Wat is nu eigenlijk de pensioengerechtigde leeftijd?

Een man is geboren in 1954 en in november 2014 bij de werkgever in dienst getreden. In zijn arbeidsovereenkomst wordt verwezen naar ‘de Richtlijnen van de KNMP inzake arbeidsvoorwaarden welke zijn verdisconteerd in de Arbeidsvoorwaardenregeling loondienst apothekers’. In die Arbeidsvoorwaardenregeling staat in artikel 9 onder meer dat de dienstbetrekking eindigt “op de eerste maand waarin de werknemer de pensioengerechtigde leeftijd bereikt”. Op het Uniform Pensioenoverzicht 2020 dat het pensioenfonds aan de man heeft verstrekt staat als pensioenrichtleeftijd vermeld: “68 jaar” en als pensioendatum: “1 september 2022”.

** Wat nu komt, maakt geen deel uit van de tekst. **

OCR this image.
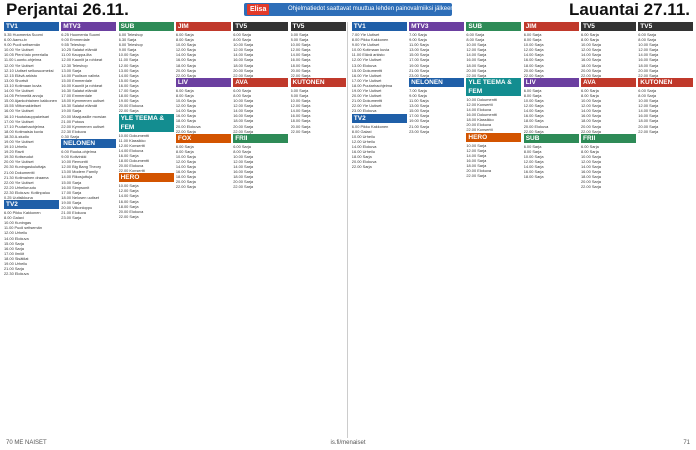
Perjantai 26.11.	Elisa	Ohjelmatiedot saattavat muuttua lehden painovalmiiksi jälkeen.	Lauantai 27.11.
TV1
5.35 Huomenta Suomi
6.00 Aamu-tv
9.00 Puoli seitsemän
10.00 Yle Uutiset
10.05 Pieni talo preerialla
11.00 Luonto-ohjelma
12.00 Yle Uutiset
12.10 Uutiset selkosuomeksi
12.15 Elävä arkisto
13.00 Shortsit
13.10 Kotimaan kuvia
14.00 Yle Uutiset
14.05 Pehmeitä arvoja
15.00 Ajankohtainen kakkonen
15.55 Viittomakieliset
16.00 Yle Uutiset
16.10 Huutokauppakeisari
17.00 Yle Uutiset
17.10 Puutarhaohjelma
18.00 Kotimaisia kuvia
18.30 A-studio
19.00 Yle Uutiset
19.10 Urheilu
19.20 Ravit
19.30 Kotiseudut
20.00 Yle Uutiset
20.30 Kuningaskuluttaja
21.00 Dokumentti
21.30 Kotimainen draama
22.00 Yle Uutiset
22.20 Urheiluruutu
22.30 Elokuva: Kotiinpaluu
0.25 Uutisikkuna
TV2
6.00 Pikku Kakkonen
8.00 Galaxi
10.00 Kuningas
11.00 Puoli seitsemän
12.00 Urheilu
14.00 Elokuva
15.00 Sarja
16.00 Sarja
17.00 Ilmiöt
18.00 Sisätilat
19.00 Urheilu
21.00 Sarja
22.30 Elokuva
MTV3
6.25 Huomenta Suomi
9.00 Emmerdale
9.55 Teleshop
10.25 Salatut elämät
11.00 Kauppa-ilta
12.00 Kauniit ja rohkeat
12.30 Teleshop
13.00 Sarja
14.00 Puolison valinta
15.00 Emmerdale
16.00 Kauniit ja rohkeat
16.30 Salatut elämät
17.00 Emmerdale
18.00 Kymmenen uutiset
18.30 Salatut elämät
19.00 Sarja
20.00 Maajussille morsian
21.00 Putous
22.00 Kymmenen uutiset
22.30 Elokuva
0.30 Sarja
NELONEN
6.00 Ruoka-ohjelma
9.00 Kotivinkki
10.00 Remontti
12.00 Big Bang Theory
13.00 Modern Family
14.00 Rikosjuttuja
15.00 Sarja
16.00 Simpsonit
17.00 Sarja
18.00 Nelosen uutiset
19.00 Sarja
20.00 Viikonloppu
21.00 Elokuva
23.00 Sarja
SUB
6.00 Teleshop
6.30 Sarja
8.00 Teleshop
9.00 Sarja
10.00 Sarja
11.00 Sarja
12.00 Sarja
13.00 Sarja
14.00 Sarja
15.00 Sarja
16.00 Sarja
17.00 Sarja
18.00 Sarja
19.00 Sarja
20.00 Elokuva
22.00 Sarja
YLE TEEMA & FEM
10.00 Dokumentti
11.00 Klassikko
12.00 Konsertti
14.00 Elokuva
16.00 Sarja
18.00 Dokumentti
20.00 Elokuva
22.00 Konsertti
HERO
10.00 Sarja
12.00 Sarja
14.00 Sarja
16.00 Sarja
18.00 Sarja
20.00 Elokuva
22.00 Sarja
JIM
6.00 Sarja
8.00 Sarja
10.00 Sarja
12.00 Sarja
14.00 Sarja
16.00 Sarja
18.00 Sarja
20.00 Sarja
22.00 Sarja
LIV
6.00 Sarja
8.00 Sarja
10.00 Sarja
12.00 Sarja
14.00 Sarja
16.00 Sarja
18.00 Sarja
20.00 Elokuva
22.00 Sarja
FOX
6.00 Sarja
8.00 Sarja
10.00 Sarja
12.00 Sarja
14.00 Sarja
16.00 Sarja
18.00 Sarja
20.00 Sarja
22.00 Sarja
TV5
6.00 Sarja
8.00 Sarja
10.00 Sarja
12.00 Sarja
14.00 Sarja
16.00 Sarja
18.00 Sarja
20.00 Sarja
22.00 Sarja
AVA
6.00 Sarja
8.00 Sarja
10.00 Sarja
12.00 Sarja
14.00 Sarja
16.00 Sarja
18.00 Sarja
20.00 Sarja
22.00 Sarja
FRII
6.00 Sarja
8.00 Sarja
10.00 Sarja
12.00 Sarja
14.00 Sarja
16.00 Sarja
18.00 Sarja
20.00 Sarja
22.00 Sarja
TV5
6.00 Sarja
8.00 Sarja
10.00 Sarja
12.00 Sarja
14.00 Sarja
16.00 Sarja
18.00 Sarja
20.00 Sarja
22.00 Sarja
KUTONEN
6.00 Sarja
8.00 Sarja
10.00 Sarja
12.00 Sarja
14.00 Sarja
16.00 Sarja
18.00 Sarja
20.00 Sarja
22.00 Sarja
TV1
7.00 Yle Uutiset
8.00 Pikku Kakkonen
9.00 Yle Uutiset
10.00 Kotimaan kuvia
11.00 Elävä arkisto
12.00 Yle Uutiset
13.00 Elokuva
15.00 Dokumentti
16.00 Yle Uutiset
17.00 Yle Uutiset
18.00 Puutarhaohjelma
19.00 Yle Uutiset
20.00 Yle Uutiset
21.00 Dokumentti
22.00 Yle Uutiset
23.00 Elokuva
TV2
6.00 Pikku Kakkonen
8.00 Galaxi
10.00 Urheilu
12.00 Urheilu
14.00 Elokuva
16.00 Urheilu
18.00 Sarja
20.00 Elokuva
22.00 Sarja
MTV3
7.00 Sarja
9.00 Sarja
11.00 Sarja
13.00 Sarja
15.00 Sarja
17.00 Sarja
19.00 Sarja
21.00 Sarja
23.00 Sarja
NELONEN
7.00 Sarja
9.00 Sarja
11.00 Sarja
13.00 Sarja
15.00 Sarja
17.00 Sarja
19.00 Sarja
21.00 Sarja
23.00 Sarja
SUB
6.00 Sarja
8.00 Sarja
10.00 Sarja
12.00 Sarja
14.00 Sarja
16.00 Sarja
18.00 Sarja
20.00 Sarja
22.00 Sarja
YLE TEEMA & FEM
10.00 Dokumentti
12.00 Konsertti
14.00 Elokuva
16.00 Dokumentti
18.00 Klassikko
20.00 Elokuva
22.00 Konsertti
HERO
10.00 Sarja
12.00 Sarja
14.00 Sarja
16.00 Sarja
18.00 Sarja
20.00 Elokuva
22.00 Sarja
JIM
6.00 Sarja
8.00 Sarja
10.00 Sarja
12.00 Sarja
14.00 Sarja
16.00 Sarja
18.00 Sarja
20.00 Sarja
22.00 Sarja
LIV
6.00 Sarja
8.00 Sarja
10.00 Sarja
12.00 Sarja
14.00 Sarja
16.00 Sarja
18.00 Sarja
20.00 Elokuva
22.00 Sarja
SUB
6.00 Sarja
8.00 Sarja
10.00 Sarja
12.00 Sarja
14.00 Sarja
16.00 Sarja
18.00 Sarja
TV5
6.00 Sarja
8.00 Sarja
10.00 Sarja
12.00 Sarja
14.00 Sarja
16.00 Sarja
18.00 Sarja
20.00 Sarja
22.00 Sarja
AVA
6.00 Sarja
8.00 Sarja
10.00 Sarja
12.00 Sarja
14.00 Sarja
16.00 Sarja
18.00 Sarja
20.00 Sarja
22.00 Sarja
FRII
6.00 Sarja
8.00 Sarja
10.00 Sarja
12.00 Sarja
14.00 Sarja
16.00 Sarja
18.00 Sarja
20.00 Sarja
22.00 Sarja
TV5
6.00 Sarja
8.00 Sarja
10.00 Sarja
12.00 Sarja
14.00 Sarja
16.00 Sarja
18.00 Sarja
20.00 Sarja
22.00 Sarja
KUTONEN
6.00 Sarja
8.00 Sarja
10.00 Sarja
12.00 Sarja
14.00 Sarja
16.00 Sarja
18.00 Sarja
20.00 Sarja
22.00 Sarja
70 ME NAISET	is.fi/menaiset	71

De werkgever zegt in een brief van 2 september 2020 het dienstverband per 2 december 2020 op. Via zijn gemachtigde laat de man aan de werkgever weten het hier niet mee eens te zijn en dat de opzegging van het dienstverband niet rechtsgeldig is.

Voor de kantonrechter vordert de man betaling van een bedrag plus een transitievergoeding. Grondslag voor de vordering is dat op grond van artikel 7:669 lid 4 BW de werkgever de arbeidsovereenkomst kan opzeggen in verband met of na het bereiken van de tussen partijen overeengekomen leeftijd waarop de arbeidsovereenkomst eindigt of, indien geen andere leeftijd is overeengekomen, de AOW-gerechtigde leeftijd. In dit geval is een andere leeftijd overeengekomen dan de AOW-gerechtigde leeftijd, namelijk de pensioengerechtigde leeftijd.

De kantonrechter is van oordeel dat het begrip “pensioengerechtigde leeftijd” uit artikel van de arbeidsvoorwaardenregeling moet worden uitgelegd aan de hand van de zogenaamde CAO-norm.

“De CAO-norm houdt in dat aan een bepaling van een cao (in dit geval dus van de arbeidsvoorwaardenregeling) een uitleg naar objectieve maatstaven moet worden gegeven, waarbij in beginsel de bewoordingen van die bepaling, gelezen in het licht van de gehele tekst van de cao, van doorslaggevende betekenis zijn”. Naar het oordeel van de kantonrechter kan uit de arbeidsvoorwaardenregeling niet worden geconcludeerd dat met “pensioengerechtigde leeftijd” wordt bedoeld de pensioenleeftijd volgens de pensioenregeling. Het begrip wordt in de regeling niet nader omschreven. En volgens normaal spraakgebruik wordt met dit begrip de AOW-leeftijd bedoeld. De kantonrechter acht het onjuist dat de arbeidsovereenkomst is opgezegd. Op grond van artikel 7:667 lid 1 BW eindigt de arbeidsovereenkomst wanneer de tijd is verstreken die in de overeenkomst is aangegeven.

De vorderingen van de man worden afgewezen.

(Rechtbank Den Haag, 19 mei 2021, nummer 9002269 RP VERZ 21-50069, ECLI:NL:RBDHA:2021:5157)

(juni 2021)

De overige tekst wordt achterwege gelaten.